The research team wanted to develop a process that would reduce the amount of resistant bacteria produced by wastewater treatment. They tested a system that used oxygen-free treatment processes and a membrane filter and then compared the drug-resistance of the bacteria in both the effluent and biomass produced by their system.
The most startling finding was that the antibiotics they introduced to the system were not the only drugs the bacteria would emerge able to resist.

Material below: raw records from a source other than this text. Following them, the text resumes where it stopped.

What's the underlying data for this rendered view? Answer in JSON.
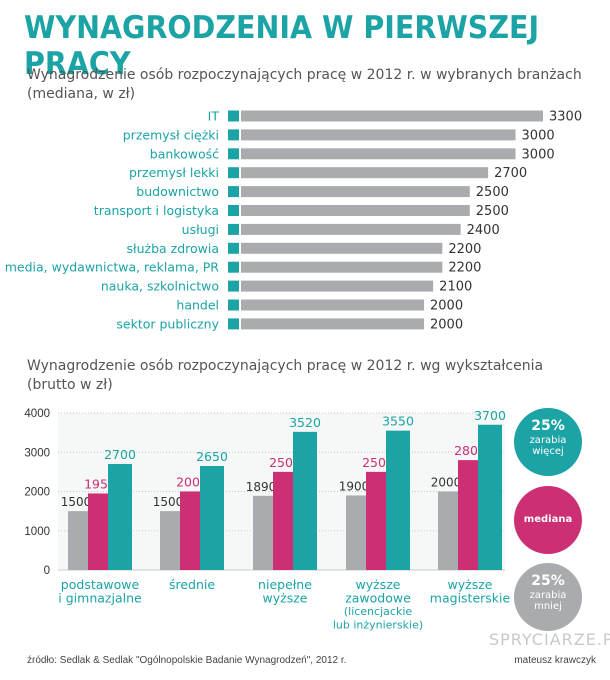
{
  "header": {
    "title": "WYNAGRODZENIA W PIERWSZEJ PRACY"
  },
  "colors": {
    "teal": "#1ba3a5",
    "gray": "#a9abae",
    "magenta": "#cc2f73",
    "text_dark": "#444444"
  },
  "chart_data": [
    {
      "type": "bar",
      "orientation": "horizontal",
      "title": "Wynagrodzenie osób rozpoczynających pracę w 2012 r. w wybranych branżach",
      "subtitle": "(mediana, w zł)",
      "categories": [
        "IT",
        "przemysł ciężki",
        "bankowość",
        "przemysł lekki",
        "budownictwo",
        "transport i logistyka",
        "usługi",
        "służba zdrowia",
        "media, wydawnictwa, reklama, PR",
        "nauka, szkolnictwo",
        "handel",
        "sektor publiczny"
      ],
      "values": [
        3300,
        3000,
        3000,
        2700,
        2500,
        2500,
        2400,
        2200,
        2200,
        2100,
        2000,
        2000
      ],
      "xlim": [
        0,
        3300
      ]
    },
    {
      "type": "bar",
      "title": "Wynagrodzenie osób rozpoczynających pracę w 2012 r. wg wykształcenia",
      "subtitle": "(brutto w zł)",
      "categories": [
        [
          "podstawowe",
          "i gimnazjalne"
        ],
        [
          "średnie"
        ],
        [
          "niepełne",
          "wyższe"
        ],
        [
          "wyższe",
          "zawodowe",
          "(licencjackie",
          "lub inżynierskie)"
        ],
        [
          "wyższe",
          "magisterskie"
        ]
      ],
      "series": [
        {
          "key": "low",
          "values": [
            1500,
            1500,
            1890,
            1900,
            2000
          ]
        },
        {
          "key": "median",
          "values": [
            1950,
            2000,
            2500,
            2500,
            2800
          ]
        },
        {
          "key": "high",
          "values": [
            2700,
            2650,
            3520,
            3550,
            3700
          ]
        }
      ],
      "ylim": [
        0,
        4000
      ],
      "yticks": [
        0,
        1000,
        2000,
        3000,
        4000
      ],
      "grid": true,
      "legend": [
        {
          "key": "high",
          "lines": [
            "25%",
            "zarabia",
            "więcej"
          ]
        },
        {
          "key": "median",
          "lines": [
            "mediana"
          ]
        },
        {
          "key": "low",
          "lines": [
            "25%",
            "zarabia",
            "mniej"
          ]
        }
      ]
    }
  ],
  "footer": {
    "source": "źródło: Sedlak & Sedlak \"Ogólnopolskie Badanie Wynagrodzeń\", 2012 r.",
    "credit": "mateusz krawczyk",
    "watermark": "SPRYCIARZE.PL"
  }
}
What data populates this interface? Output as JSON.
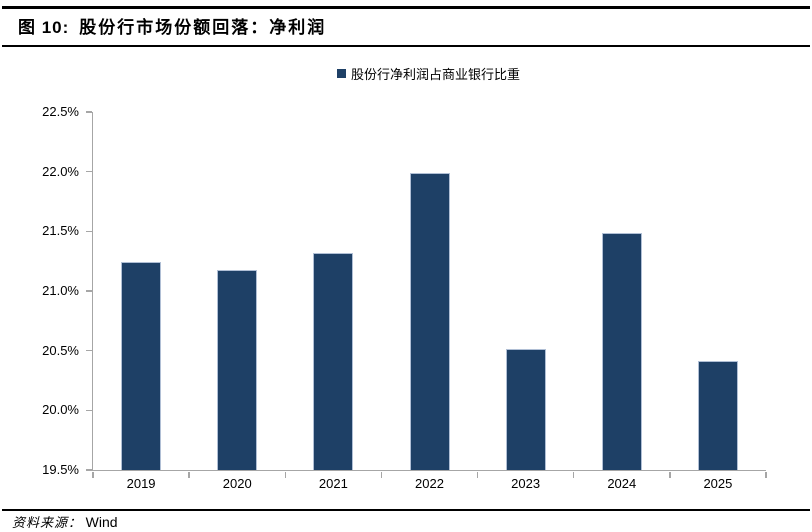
{
  "header": {
    "figure_label": "图 10:",
    "title": "股份行市场份额回落：净利润"
  },
  "legend": {
    "label": "股份行净利润占商业银行比重"
  },
  "chart_data": {
    "type": "bar",
    "title": "股份行市场份额回落：净利润",
    "categories": [
      "2019",
      "2020",
      "2021",
      "2022",
      "2023",
      "2024",
      "2025"
    ],
    "series": [
      {
        "name": "股份行净利润占商业银行比重",
        "values": [
          21.24,
          21.18,
          21.32,
          21.99,
          20.51,
          21.49,
          20.41
        ]
      }
    ],
    "xlabel": "",
    "ylabel": "",
    "ylim": [
      19.5,
      22.5
    ],
    "ytick_step": 0.5,
    "ytick_labels": [
      "19.5%",
      "20.0%",
      "20.5%",
      "21.0%",
      "21.5%",
      "22.0%",
      "22.5%"
    ],
    "grid": false,
    "legend_position": "top-center",
    "bar_color": "#1e4066",
    "bar_border_color": "#b0bfd5",
    "axis_color": "#a6a6a6"
  },
  "footer": {
    "source_label": "资料来源：",
    "source_value": "Wind"
  }
}
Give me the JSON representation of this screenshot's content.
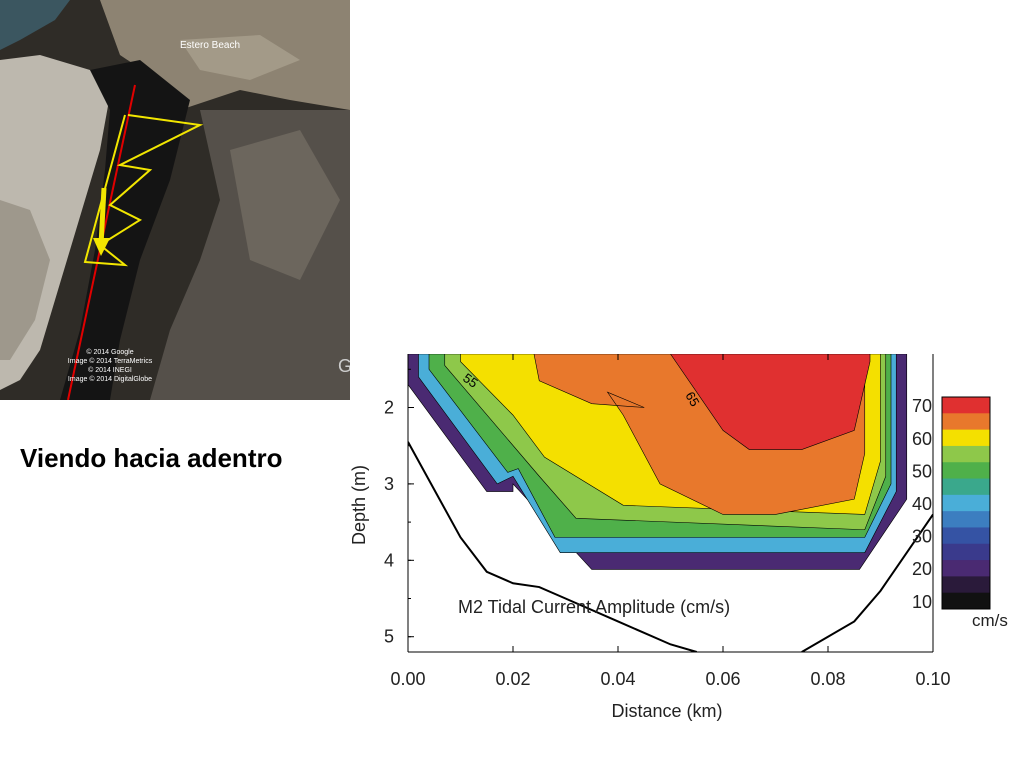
{
  "satellite": {
    "place_label": "Estero Beach",
    "credits": [
      "© 2014 Google",
      "Image © 2014 TerraMetrics",
      "© 2014 INEGI",
      "Image © 2014 DigitalGlobe"
    ],
    "compass_glyph": "G",
    "track_color": "#f2e600",
    "line_color": "#e00000"
  },
  "caption": "Viendo hacia adentro",
  "chart_data": {
    "type": "contour",
    "title": "M2 Tidal Current Amplitude (cm/s)",
    "xlabel": "Distance (km)",
    "ylabel": "Depth (m)",
    "xlim": [
      0.0,
      0.1
    ],
    "ylim": [
      5.2,
      1.3
    ],
    "y_inverted": true,
    "xticks": [
      "0.00",
      "0.02",
      "0.04",
      "0.06",
      "0.08",
      "0.10"
    ],
    "yticks": [
      "2",
      "3",
      "4",
      "5"
    ],
    "contour_labels": [
      "55",
      "65"
    ],
    "colorbar": {
      "ticks": [
        "70",
        "60",
        "50",
        "40",
        "30",
        "20",
        "10"
      ],
      "unit": "cm/s",
      "levels": [
        {
          "value": 70,
          "color": "#e03030"
        },
        {
          "value": 65,
          "color": "#e8782c"
        },
        {
          "value": 60,
          "color": "#f4e000"
        },
        {
          "value": 55,
          "color": "#8ec84a"
        },
        {
          "value": 50,
          "color": "#4fb04a"
        },
        {
          "value": 45,
          "color": "#3aa88c"
        },
        {
          "value": 40,
          "color": "#4aaed8"
        },
        {
          "value": 35,
          "color": "#3c7ec0"
        },
        {
          "value": 30,
          "color": "#3553a4"
        },
        {
          "value": 25,
          "color": "#3a3a8c"
        },
        {
          "value": 20,
          "color": "#4a2a72"
        },
        {
          "value": 15,
          "color": "#2a1a3a"
        },
        {
          "value": 10,
          "color": "#111111"
        }
      ]
    },
    "regions": [
      {
        "level": 25,
        "color": "#4a2a72",
        "boundary": [
          [
            0.0,
            1.3
          ],
          [
            0.0,
            1.7
          ],
          [
            0.015,
            3.1
          ],
          [
            0.02,
            3.1
          ],
          [
            0.02,
            3.0
          ],
          [
            0.035,
            4.12
          ],
          [
            0.086,
            4.12
          ],
          [
            0.095,
            3.2
          ],
          [
            0.095,
            1.3
          ]
        ]
      },
      {
        "level": 40,
        "color": "#4aaed8",
        "boundary": [
          [
            0.002,
            1.3
          ],
          [
            0.002,
            1.6
          ],
          [
            0.017,
            3.0
          ],
          [
            0.02,
            2.9
          ],
          [
            0.029,
            3.9
          ],
          [
            0.087,
            3.9
          ],
          [
            0.093,
            3.1
          ],
          [
            0.093,
            1.3
          ]
        ]
      },
      {
        "level": 50,
        "color": "#4fb04a",
        "boundary": [
          [
            0.004,
            1.3
          ],
          [
            0.004,
            1.5
          ],
          [
            0.019,
            2.85
          ],
          [
            0.021,
            2.8
          ],
          [
            0.028,
            3.7
          ],
          [
            0.087,
            3.7
          ],
          [
            0.092,
            3.0
          ],
          [
            0.092,
            1.3
          ]
        ]
      },
      {
        "level": 55,
        "color": "#8ec84a",
        "boundary": [
          [
            0.007,
            1.3
          ],
          [
            0.007,
            1.45
          ],
          [
            0.025,
            2.9
          ],
          [
            0.032,
            3.45
          ],
          [
            0.087,
            3.6
          ],
          [
            0.091,
            2.9
          ],
          [
            0.091,
            1.3
          ]
        ]
      },
      {
        "level": 60,
        "color": "#f4e000",
        "boundary": [
          [
            0.01,
            1.3
          ],
          [
            0.01,
            1.4
          ],
          [
            0.02,
            2.1
          ],
          [
            0.026,
            2.65
          ],
          [
            0.041,
            3.28
          ],
          [
            0.087,
            3.4
          ],
          [
            0.09,
            2.7
          ],
          [
            0.09,
            1.3
          ]
        ]
      },
      {
        "level": 65,
        "color": "#e8782c",
        "boundary": [
          [
            0.024,
            1.3
          ],
          [
            0.025,
            1.65
          ],
          [
            0.035,
            1.95
          ],
          [
            0.045,
            2.0
          ],
          [
            0.038,
            1.8
          ],
          [
            0.041,
            2.1
          ],
          [
            0.048,
            3.0
          ],
          [
            0.06,
            3.4
          ],
          [
            0.07,
            3.4
          ],
          [
            0.085,
            3.2
          ],
          [
            0.087,
            2.6
          ],
          [
            0.087,
            1.3
          ]
        ]
      },
      {
        "level": 70,
        "color": "#e03030",
        "boundary": [
          [
            0.05,
            1.3
          ],
          [
            0.055,
            1.8
          ],
          [
            0.06,
            2.3
          ],
          [
            0.065,
            2.55
          ],
          [
            0.075,
            2.55
          ],
          [
            0.085,
            2.3
          ],
          [
            0.088,
            1.4
          ],
          [
            0.088,
            1.3
          ]
        ]
      }
    ],
    "bottom_profile": {
      "x": [
        0.0,
        0.01,
        0.015,
        0.02,
        0.025,
        0.03,
        0.04,
        0.05,
        0.055
      ],
      "y": [
        2.45,
        3.7,
        4.15,
        4.3,
        4.35,
        4.5,
        4.8,
        5.1,
        5.2
      ]
    },
    "bottom_profile_right": {
      "x": [
        0.075,
        0.08,
        0.085,
        0.09,
        0.095,
        0.1
      ],
      "y": [
        5.2,
        5.0,
        4.8,
        4.4,
        3.9,
        3.4
      ]
    }
  }
}
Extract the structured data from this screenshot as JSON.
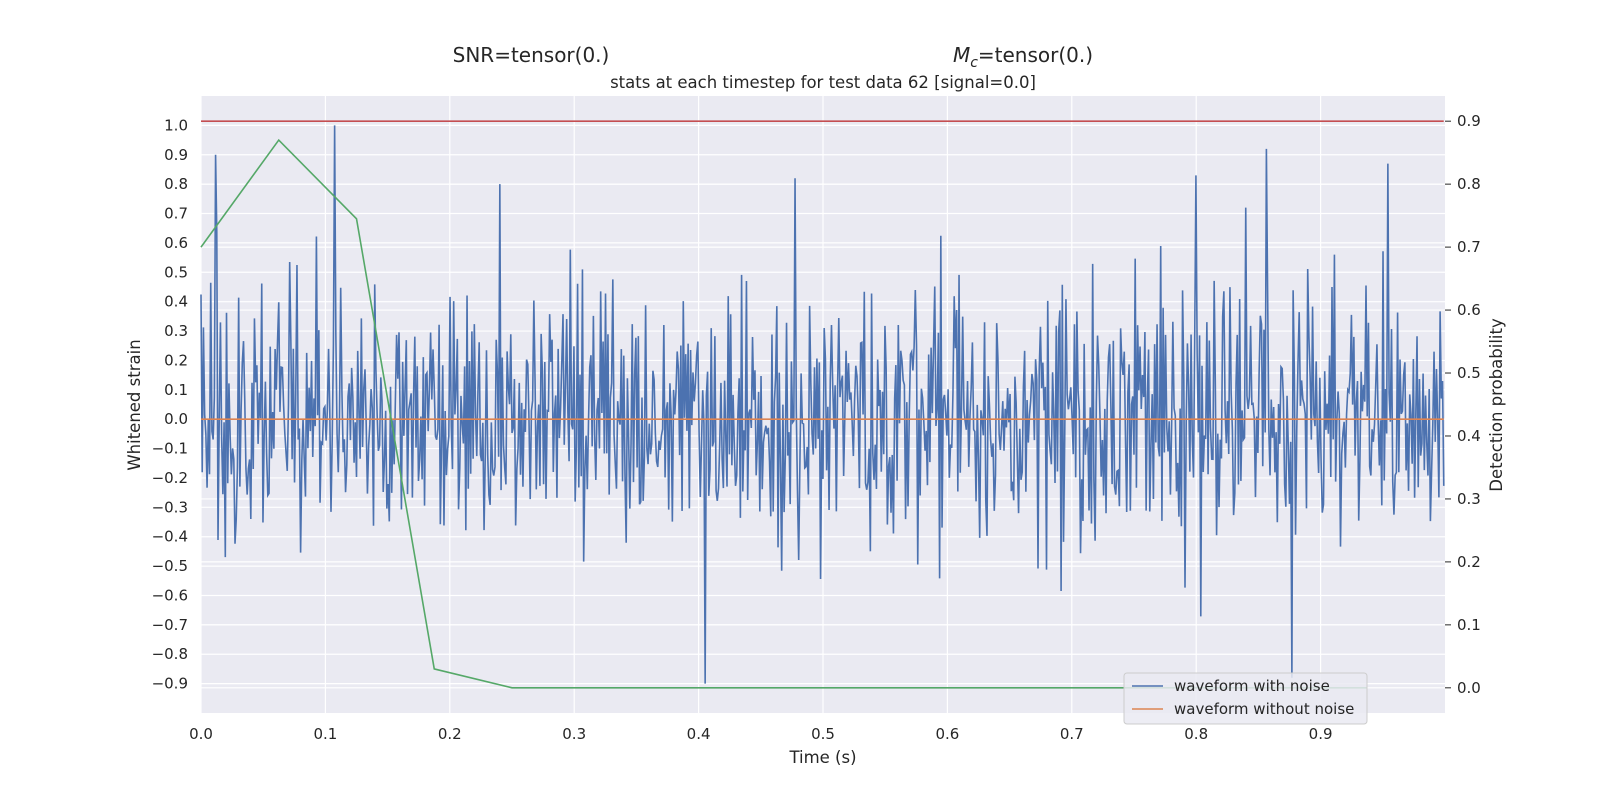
{
  "chart_data": {
    "type": "line",
    "suptitle_left": "SNR=tensor(0.)",
    "suptitle_right_symbol": "M",
    "suptitle_right_subscript": "c",
    "suptitle_right_rest": "=tensor(0.)",
    "title": "stats at each timestep for test data 62 [signal=0.0]",
    "xlabel": "Time (s)",
    "ylabel": "Whitened strain",
    "ylabel_right": "Detection probability",
    "xlim": [
      0.0,
      1.0
    ],
    "ylim": [
      -1.0,
      1.1
    ],
    "ylim_right": [
      -0.04,
      0.94
    ],
    "x_ticks": [
      0.0,
      0.1,
      0.2,
      0.3,
      0.4,
      0.5,
      0.6,
      0.7,
      0.8,
      0.9
    ],
    "x_tick_labels": [
      "0.0",
      "0.1",
      "0.2",
      "0.3",
      "0.4",
      "0.5",
      "0.6",
      "0.7",
      "0.8",
      "0.9"
    ],
    "y_ticks": [
      1.0,
      0.9,
      0.8,
      0.7,
      0.6,
      0.5,
      0.4,
      0.3,
      0.2,
      0.1,
      0.0,
      -0.1,
      -0.2,
      -0.3,
      -0.4,
      -0.5,
      -0.6,
      -0.7,
      -0.8,
      -0.9
    ],
    "y_tick_labels": [
      "1.0",
      "0.9",
      "0.8",
      "0.7",
      "0.6",
      "0.5",
      "0.4",
      "0.3",
      "0.2",
      "0.1",
      "0.0",
      "−0.1",
      "−0.2",
      "−0.3",
      "−0.4",
      "−0.5",
      "−0.6",
      "−0.7",
      "−0.8",
      "−0.9"
    ],
    "y_right_ticks": [
      0.9,
      0.8,
      0.7,
      0.6,
      0.5,
      0.4,
      0.3,
      0.2,
      0.1,
      0.0
    ],
    "y_right_tick_labels": [
      "0.9",
      "0.8",
      "0.7",
      "0.6",
      "0.5",
      "0.4",
      "0.3",
      "0.2",
      "0.1",
      "0.0"
    ],
    "grid": true,
    "legend_placement": "lower-right",
    "series": [
      {
        "name": "waveform with noise",
        "axis": "left",
        "color": "#4c72b0",
        "n_points": 1024,
        "x_range": [
          0.0,
          0.999
        ],
        "y_min": -0.9,
        "y_max": 1.0,
        "note_peaks": [
          [
            0.012,
            0.9
          ],
          [
            0.107,
            1.0
          ],
          [
            0.24,
            0.8
          ],
          [
            0.478,
            0.82
          ],
          [
            0.8,
            0.83
          ],
          [
            0.856,
            0.92
          ],
          [
            0.954,
            0.87
          ],
          [
            0.405,
            -0.9
          ],
          [
            0.877,
            -0.88
          ]
        ]
      },
      {
        "name": "waveform without noise",
        "axis": "left",
        "color": "#dd8452",
        "x": [
          0.0,
          0.999
        ],
        "y": [
          0.0,
          0.0
        ]
      },
      {
        "axis": "right",
        "color": "#55a868",
        "x": [
          0.0,
          0.0625,
          0.125,
          0.1875,
          0.25,
          0.3125,
          0.375,
          0.4375,
          0.5,
          0.5625,
          0.625,
          0.6875,
          0.75,
          0.8125,
          0.875,
          0.9375
        ],
        "y": [
          0.7,
          0.87,
          0.745,
          0.03,
          0.0,
          0.0,
          0.0,
          0.0,
          0.0,
          0.0,
          0.0,
          0.0,
          0.0,
          0.0,
          0.0,
          0.0
        ]
      },
      {
        "axis": "right",
        "color": "#c44e52",
        "x": [
          0.0,
          0.999
        ],
        "y": [
          0.9,
          0.9
        ]
      }
    ]
  }
}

Instead, they developed the ability to resist multiple drugs.
“The multi-drug resistance does seem to be the most alarming impact of this,” Smith said. “Regardless of the influent antibiotics, whether it’s just one or really low concentrations, there’s likely a lot of multi-drug resistance that’s spreading.”
The research team plans next to work with the U.S. Department of Agriculture on applying what they have learned to animal waste.
The widespread use of antibiotics in factory farming, and the resultant spreading of those antibiotics into the environment through waste disposal, is a major concern for those worried about growing drug resistance. As of 2018, around 70 percent of antibiotics in the U.S. are consumed by animals, The Bureau of Investigative Journalism reported.